Winslow’s outdoor epicenter to shutter:Back of Beyond packs up amid waterfront renovations, rising rent

Downtown Bainbridge’s premiere small boat emporium, Back of Beyond, will soon call Winslow home no more.

The owners announced this week that the canoe and kayak instructional outfit and shop, founded in 1999 by husband and wife team Udo Wald and Janet Nichols, is shuttering its downtown retail space and temporarily suspending rental and tour services amid renovations currently underway at Waterfront Park and the general increase in rent for a commercial space in Winslow.

Back of Beyond had long run canoe and kayak rentals from a small floating annex, “the barge,” attached to the public dock, while the business was actually operated, along with the tour and retail operations, from the store at 181 Winslow Way, next to Esther’s Fabrics.

With the barge being removed as part of the dock renovations, and access points to the Winslow waterfront changing as well, Wald said they had no choice but to give up the shop and rethink the store’s business model.

“The dock is being redone in the summertime,” he explained. “They’ll close down the dock and the turnaround area in there, so there won’t be any rental operation down there, nor will we be able to go ahead and drop boats down there and we won’t be able to go ahead and really do our kids program.”

The loss of the barge especially, though expected since the city announced plans to renovate the dock and park, was a critical blow to the store, Wald said.

“That removes a big chunk out of our income,” he said. “As it is now, with that revenue flow gone, there’s no way we can afford to keep the store up here.”

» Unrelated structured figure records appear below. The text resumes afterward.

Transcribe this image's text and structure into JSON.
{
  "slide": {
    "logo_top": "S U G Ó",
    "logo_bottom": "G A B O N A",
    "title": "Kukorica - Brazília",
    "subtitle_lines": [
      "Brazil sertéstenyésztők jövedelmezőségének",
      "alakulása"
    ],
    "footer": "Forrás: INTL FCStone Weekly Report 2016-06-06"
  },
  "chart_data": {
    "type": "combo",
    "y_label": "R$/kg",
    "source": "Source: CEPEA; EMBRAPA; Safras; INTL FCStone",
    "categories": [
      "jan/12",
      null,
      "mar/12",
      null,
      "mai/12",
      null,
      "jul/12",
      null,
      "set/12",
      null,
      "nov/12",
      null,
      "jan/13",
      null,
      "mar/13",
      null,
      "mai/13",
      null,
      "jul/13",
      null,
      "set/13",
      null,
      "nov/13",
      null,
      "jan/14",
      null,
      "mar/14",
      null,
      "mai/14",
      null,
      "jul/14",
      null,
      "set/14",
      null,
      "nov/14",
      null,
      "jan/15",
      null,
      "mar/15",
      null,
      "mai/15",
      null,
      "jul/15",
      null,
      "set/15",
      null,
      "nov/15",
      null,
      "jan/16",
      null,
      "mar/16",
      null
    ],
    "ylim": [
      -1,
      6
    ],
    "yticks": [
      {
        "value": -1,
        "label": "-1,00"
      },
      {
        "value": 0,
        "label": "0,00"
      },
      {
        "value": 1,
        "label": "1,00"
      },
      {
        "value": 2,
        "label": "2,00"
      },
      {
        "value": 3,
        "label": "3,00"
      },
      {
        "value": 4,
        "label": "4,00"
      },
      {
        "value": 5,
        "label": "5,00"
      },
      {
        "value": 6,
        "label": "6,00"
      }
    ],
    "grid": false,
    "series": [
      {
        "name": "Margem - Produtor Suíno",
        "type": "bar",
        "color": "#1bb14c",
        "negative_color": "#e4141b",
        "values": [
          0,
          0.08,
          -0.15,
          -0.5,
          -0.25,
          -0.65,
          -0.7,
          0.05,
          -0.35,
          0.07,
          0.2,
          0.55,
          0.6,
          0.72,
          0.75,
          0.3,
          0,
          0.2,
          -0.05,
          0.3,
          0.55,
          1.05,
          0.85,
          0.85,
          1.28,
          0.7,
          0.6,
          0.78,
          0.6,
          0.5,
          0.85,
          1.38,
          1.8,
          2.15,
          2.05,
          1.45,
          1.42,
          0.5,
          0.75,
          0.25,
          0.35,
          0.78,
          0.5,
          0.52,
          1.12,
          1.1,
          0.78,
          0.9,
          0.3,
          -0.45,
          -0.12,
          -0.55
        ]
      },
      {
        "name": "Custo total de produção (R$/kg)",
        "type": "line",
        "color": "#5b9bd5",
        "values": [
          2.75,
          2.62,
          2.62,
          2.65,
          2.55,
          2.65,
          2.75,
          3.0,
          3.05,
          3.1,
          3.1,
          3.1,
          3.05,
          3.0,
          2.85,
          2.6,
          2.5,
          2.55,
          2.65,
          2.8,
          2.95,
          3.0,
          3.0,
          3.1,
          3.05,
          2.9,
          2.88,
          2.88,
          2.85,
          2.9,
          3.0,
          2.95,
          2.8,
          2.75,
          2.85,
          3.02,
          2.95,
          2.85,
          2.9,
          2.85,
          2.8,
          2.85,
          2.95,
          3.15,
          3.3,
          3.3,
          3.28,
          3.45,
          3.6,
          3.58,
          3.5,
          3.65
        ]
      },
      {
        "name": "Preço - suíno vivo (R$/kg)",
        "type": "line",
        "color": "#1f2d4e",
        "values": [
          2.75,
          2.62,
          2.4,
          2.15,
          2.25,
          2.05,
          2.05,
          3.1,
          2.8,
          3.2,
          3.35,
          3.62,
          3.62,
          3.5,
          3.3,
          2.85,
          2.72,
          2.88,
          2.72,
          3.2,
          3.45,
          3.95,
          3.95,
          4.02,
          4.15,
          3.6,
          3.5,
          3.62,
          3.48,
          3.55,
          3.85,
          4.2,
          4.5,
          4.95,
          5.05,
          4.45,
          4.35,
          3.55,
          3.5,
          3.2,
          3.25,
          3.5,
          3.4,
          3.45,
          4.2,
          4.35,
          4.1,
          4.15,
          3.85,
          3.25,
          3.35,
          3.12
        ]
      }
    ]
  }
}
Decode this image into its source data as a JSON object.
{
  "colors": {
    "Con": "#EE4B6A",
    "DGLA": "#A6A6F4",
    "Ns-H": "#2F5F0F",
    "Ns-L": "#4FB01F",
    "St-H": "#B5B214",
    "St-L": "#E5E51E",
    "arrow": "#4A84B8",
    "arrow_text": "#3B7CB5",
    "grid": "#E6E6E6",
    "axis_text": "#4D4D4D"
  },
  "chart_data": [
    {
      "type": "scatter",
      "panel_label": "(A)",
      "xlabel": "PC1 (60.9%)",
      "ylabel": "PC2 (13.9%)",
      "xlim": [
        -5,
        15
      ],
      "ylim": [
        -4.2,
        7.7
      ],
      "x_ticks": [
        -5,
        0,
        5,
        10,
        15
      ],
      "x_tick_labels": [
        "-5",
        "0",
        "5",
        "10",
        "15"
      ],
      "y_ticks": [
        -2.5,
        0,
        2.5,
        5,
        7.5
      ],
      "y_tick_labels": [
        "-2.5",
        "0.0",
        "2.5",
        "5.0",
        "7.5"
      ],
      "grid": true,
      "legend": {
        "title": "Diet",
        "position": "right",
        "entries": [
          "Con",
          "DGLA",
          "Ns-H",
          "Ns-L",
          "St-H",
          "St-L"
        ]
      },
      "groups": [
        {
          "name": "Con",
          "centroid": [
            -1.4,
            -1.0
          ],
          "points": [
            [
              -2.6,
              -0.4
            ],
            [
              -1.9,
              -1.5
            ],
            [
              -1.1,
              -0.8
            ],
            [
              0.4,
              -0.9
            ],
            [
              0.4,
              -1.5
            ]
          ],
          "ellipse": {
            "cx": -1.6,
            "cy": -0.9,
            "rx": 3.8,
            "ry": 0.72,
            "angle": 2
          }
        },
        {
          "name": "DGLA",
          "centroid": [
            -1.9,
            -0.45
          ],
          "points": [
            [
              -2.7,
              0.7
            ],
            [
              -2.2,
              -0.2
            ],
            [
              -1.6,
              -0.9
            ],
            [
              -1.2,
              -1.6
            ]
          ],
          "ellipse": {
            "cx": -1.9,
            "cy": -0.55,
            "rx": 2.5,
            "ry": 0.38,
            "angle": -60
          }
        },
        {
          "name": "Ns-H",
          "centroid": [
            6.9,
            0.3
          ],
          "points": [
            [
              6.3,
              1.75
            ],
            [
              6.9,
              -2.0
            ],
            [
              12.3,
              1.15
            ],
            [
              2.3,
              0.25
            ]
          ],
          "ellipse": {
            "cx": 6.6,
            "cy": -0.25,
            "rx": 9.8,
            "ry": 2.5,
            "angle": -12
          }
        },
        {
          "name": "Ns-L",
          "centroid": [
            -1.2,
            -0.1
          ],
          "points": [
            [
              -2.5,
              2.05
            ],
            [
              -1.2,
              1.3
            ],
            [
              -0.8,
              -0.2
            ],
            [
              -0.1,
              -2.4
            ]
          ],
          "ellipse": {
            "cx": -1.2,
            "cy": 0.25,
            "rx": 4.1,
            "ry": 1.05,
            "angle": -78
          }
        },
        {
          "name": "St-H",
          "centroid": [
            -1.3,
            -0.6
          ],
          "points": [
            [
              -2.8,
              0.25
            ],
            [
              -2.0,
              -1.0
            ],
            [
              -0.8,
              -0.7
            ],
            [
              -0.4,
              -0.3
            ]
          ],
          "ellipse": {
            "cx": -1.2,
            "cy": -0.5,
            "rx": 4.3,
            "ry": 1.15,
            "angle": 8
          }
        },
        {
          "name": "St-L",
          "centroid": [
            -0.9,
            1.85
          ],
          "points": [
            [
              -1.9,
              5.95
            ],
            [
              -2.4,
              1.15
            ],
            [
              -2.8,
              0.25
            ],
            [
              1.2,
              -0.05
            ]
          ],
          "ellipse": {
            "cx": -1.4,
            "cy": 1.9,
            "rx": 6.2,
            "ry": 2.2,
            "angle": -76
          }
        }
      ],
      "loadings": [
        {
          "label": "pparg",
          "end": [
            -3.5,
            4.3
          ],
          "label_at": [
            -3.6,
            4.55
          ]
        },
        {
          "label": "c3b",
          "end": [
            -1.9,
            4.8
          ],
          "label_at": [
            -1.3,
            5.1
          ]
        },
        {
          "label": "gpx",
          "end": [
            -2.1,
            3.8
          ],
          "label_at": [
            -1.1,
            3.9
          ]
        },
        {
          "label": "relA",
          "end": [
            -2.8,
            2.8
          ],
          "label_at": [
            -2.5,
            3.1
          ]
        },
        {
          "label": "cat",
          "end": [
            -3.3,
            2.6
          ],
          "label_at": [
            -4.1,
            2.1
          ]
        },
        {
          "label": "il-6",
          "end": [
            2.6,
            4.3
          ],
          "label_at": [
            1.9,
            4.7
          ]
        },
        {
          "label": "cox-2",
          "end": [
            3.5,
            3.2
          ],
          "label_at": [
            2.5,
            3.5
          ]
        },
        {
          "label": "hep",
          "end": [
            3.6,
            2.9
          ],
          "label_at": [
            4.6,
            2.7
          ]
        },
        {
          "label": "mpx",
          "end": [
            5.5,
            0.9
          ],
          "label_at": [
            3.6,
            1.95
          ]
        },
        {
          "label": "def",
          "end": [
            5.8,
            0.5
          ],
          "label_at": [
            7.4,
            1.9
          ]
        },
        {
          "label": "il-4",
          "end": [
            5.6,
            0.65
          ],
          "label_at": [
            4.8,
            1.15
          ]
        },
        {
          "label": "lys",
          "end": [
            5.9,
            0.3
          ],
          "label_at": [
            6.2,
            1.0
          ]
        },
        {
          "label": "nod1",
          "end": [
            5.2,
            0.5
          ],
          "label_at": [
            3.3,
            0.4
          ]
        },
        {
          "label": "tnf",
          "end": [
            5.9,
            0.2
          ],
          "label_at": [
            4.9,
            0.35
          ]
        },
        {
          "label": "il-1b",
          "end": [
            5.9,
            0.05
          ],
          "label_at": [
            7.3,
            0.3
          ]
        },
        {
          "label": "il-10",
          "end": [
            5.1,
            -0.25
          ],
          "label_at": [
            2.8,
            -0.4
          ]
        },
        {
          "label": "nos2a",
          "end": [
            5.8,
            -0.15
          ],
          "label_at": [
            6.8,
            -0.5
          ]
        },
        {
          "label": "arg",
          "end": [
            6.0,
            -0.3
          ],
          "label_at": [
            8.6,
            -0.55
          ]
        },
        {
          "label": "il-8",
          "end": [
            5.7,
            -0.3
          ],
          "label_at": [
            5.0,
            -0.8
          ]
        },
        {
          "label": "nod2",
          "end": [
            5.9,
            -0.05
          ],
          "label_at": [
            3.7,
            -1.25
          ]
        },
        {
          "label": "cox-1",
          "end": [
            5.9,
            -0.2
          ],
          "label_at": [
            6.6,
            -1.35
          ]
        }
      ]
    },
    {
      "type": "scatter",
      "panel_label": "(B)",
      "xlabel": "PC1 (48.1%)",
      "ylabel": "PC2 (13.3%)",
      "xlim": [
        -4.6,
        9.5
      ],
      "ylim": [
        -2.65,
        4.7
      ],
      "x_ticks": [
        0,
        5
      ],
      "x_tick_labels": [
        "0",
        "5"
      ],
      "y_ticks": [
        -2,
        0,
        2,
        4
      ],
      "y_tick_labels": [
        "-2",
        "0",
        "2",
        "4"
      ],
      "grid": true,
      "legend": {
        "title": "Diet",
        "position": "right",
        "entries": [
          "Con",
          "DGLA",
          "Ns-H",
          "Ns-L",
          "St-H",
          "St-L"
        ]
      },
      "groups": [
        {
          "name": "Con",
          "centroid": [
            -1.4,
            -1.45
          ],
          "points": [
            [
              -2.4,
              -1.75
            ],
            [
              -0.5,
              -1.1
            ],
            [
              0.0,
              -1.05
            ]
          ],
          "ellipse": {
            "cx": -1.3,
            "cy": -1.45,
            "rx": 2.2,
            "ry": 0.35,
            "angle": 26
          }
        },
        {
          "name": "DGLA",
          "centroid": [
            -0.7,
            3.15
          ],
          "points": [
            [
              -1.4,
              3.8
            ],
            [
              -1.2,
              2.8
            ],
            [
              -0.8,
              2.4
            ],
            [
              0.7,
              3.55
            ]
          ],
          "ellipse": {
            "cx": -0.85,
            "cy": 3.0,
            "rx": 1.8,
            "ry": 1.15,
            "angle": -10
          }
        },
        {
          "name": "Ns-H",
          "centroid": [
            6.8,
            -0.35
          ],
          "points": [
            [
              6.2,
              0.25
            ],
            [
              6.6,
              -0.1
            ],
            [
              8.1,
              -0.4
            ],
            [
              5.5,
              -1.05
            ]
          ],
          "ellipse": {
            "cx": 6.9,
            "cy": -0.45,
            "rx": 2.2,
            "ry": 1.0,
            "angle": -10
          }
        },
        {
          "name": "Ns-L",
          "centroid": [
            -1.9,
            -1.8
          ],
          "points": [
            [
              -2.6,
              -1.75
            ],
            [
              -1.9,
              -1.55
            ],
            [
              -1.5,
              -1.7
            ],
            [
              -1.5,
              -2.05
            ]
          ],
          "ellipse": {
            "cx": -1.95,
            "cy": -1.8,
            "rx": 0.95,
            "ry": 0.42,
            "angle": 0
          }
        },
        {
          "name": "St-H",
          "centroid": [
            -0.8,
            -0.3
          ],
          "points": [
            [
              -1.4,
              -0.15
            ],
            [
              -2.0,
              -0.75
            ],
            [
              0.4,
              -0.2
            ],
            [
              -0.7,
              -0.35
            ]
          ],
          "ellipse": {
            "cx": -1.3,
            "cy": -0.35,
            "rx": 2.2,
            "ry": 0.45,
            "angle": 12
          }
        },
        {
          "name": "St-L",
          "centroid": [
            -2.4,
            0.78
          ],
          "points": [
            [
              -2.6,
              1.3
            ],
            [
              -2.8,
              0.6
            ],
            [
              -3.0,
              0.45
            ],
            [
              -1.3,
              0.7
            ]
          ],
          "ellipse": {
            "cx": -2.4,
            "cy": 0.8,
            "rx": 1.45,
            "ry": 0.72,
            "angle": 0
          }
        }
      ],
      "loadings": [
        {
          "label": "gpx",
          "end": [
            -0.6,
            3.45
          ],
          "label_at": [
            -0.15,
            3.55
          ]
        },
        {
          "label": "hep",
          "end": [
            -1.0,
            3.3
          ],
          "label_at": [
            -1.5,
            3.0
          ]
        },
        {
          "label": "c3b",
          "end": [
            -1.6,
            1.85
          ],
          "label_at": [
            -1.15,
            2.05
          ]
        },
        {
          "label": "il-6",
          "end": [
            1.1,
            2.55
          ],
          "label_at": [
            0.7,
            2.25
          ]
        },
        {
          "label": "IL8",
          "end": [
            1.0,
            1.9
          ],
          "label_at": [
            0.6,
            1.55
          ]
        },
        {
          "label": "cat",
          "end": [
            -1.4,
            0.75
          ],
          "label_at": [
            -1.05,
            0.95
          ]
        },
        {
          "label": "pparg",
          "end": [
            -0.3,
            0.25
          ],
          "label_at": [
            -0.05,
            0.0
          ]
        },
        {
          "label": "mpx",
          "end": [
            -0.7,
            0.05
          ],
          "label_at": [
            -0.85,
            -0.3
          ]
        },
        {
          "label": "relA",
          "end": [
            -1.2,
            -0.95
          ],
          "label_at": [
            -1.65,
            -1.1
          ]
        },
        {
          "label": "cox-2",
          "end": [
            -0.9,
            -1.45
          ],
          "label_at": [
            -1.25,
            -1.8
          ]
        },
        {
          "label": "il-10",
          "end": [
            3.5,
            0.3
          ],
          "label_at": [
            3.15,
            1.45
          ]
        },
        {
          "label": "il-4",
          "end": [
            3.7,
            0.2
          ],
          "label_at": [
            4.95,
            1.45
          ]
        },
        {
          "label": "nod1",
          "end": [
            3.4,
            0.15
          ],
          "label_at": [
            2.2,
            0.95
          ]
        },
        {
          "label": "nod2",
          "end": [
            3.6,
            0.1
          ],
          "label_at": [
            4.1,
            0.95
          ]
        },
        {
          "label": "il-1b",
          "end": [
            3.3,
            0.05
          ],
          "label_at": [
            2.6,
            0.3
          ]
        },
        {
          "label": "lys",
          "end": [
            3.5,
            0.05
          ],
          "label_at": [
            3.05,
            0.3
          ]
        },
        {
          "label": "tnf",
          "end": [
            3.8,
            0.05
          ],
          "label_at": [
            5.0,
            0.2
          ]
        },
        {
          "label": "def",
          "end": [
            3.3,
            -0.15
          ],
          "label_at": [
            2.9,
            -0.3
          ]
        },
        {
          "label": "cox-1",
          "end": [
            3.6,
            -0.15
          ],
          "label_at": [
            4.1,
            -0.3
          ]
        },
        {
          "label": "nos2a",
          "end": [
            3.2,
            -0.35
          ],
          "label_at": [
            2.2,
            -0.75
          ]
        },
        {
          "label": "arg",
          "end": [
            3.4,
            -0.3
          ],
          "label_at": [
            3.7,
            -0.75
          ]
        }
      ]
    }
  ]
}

Wald and Nichols originally ran the business out of a space close to where they are now and acquired the barge, which had been in operation but changed hands often for about five years previously, nearly 15 years ago.

They used the shop to attract and educate customers before taking them to the dock for rentals, tours and instructional sessions. That proved such a success that Wald and Nichols then expanded the store and moved it into the current, larger location.

Wald expected for at least a year during construction to have no access to the dock and be forced to store the rental boats somewhere farther from the water, he said. It was “not feasible,” he said, to wait it out and also keep the shop.

Similar operations in Seattle were having to close their doors as well recently, he added, as the boat rental market in general was not great.

“It’s difficult to do retail and the rents are really high,” Wald said.

“I have the best landlord in town and he’s really worked with us — and everybody else in this complex. It’s just not feasible because the revenue’s just not there and everybody else is having the same problem. We just had another kayak and canoe shop in Seattle close up.”

There is no plan to relocate the business to a different physical space, Wald said, though next year he and Nichols intend to begin offering guided trips, equipment rentals and instructional services again sans storefront.

“It will be a much smaller thing than we have now,” he said. “We’re finding a space and we’ll be using that as an office, and then we’ll have a storage area where we have the boats. I’ll be reducing by quite a bit my kayak inventory and concentrating on canoes, and we’ll be running canoe tours next summer because we can go ahead and put in at Fort Ward.”

Despite the cost, Wald said he was very pleased to see the park and dock getting a makeover.

“It needed to be done,” he said. “I don’t object to it at all. The dock was in terrible condition.”

Wald said he would miss running the store’s youth program, which saw in some years more than 200 pint-sized participants, most of all.

“We’re planning to do more of that, working with schools and having a more direct program instead of just being open and here we are come and see us,” he said, noting the shop’s long partnership with IslandWood, among others.

“We’re going to stay on the island, we’re going to keep on doing it — just move it around a little bit.”

The Winslow shop will be closed by late January.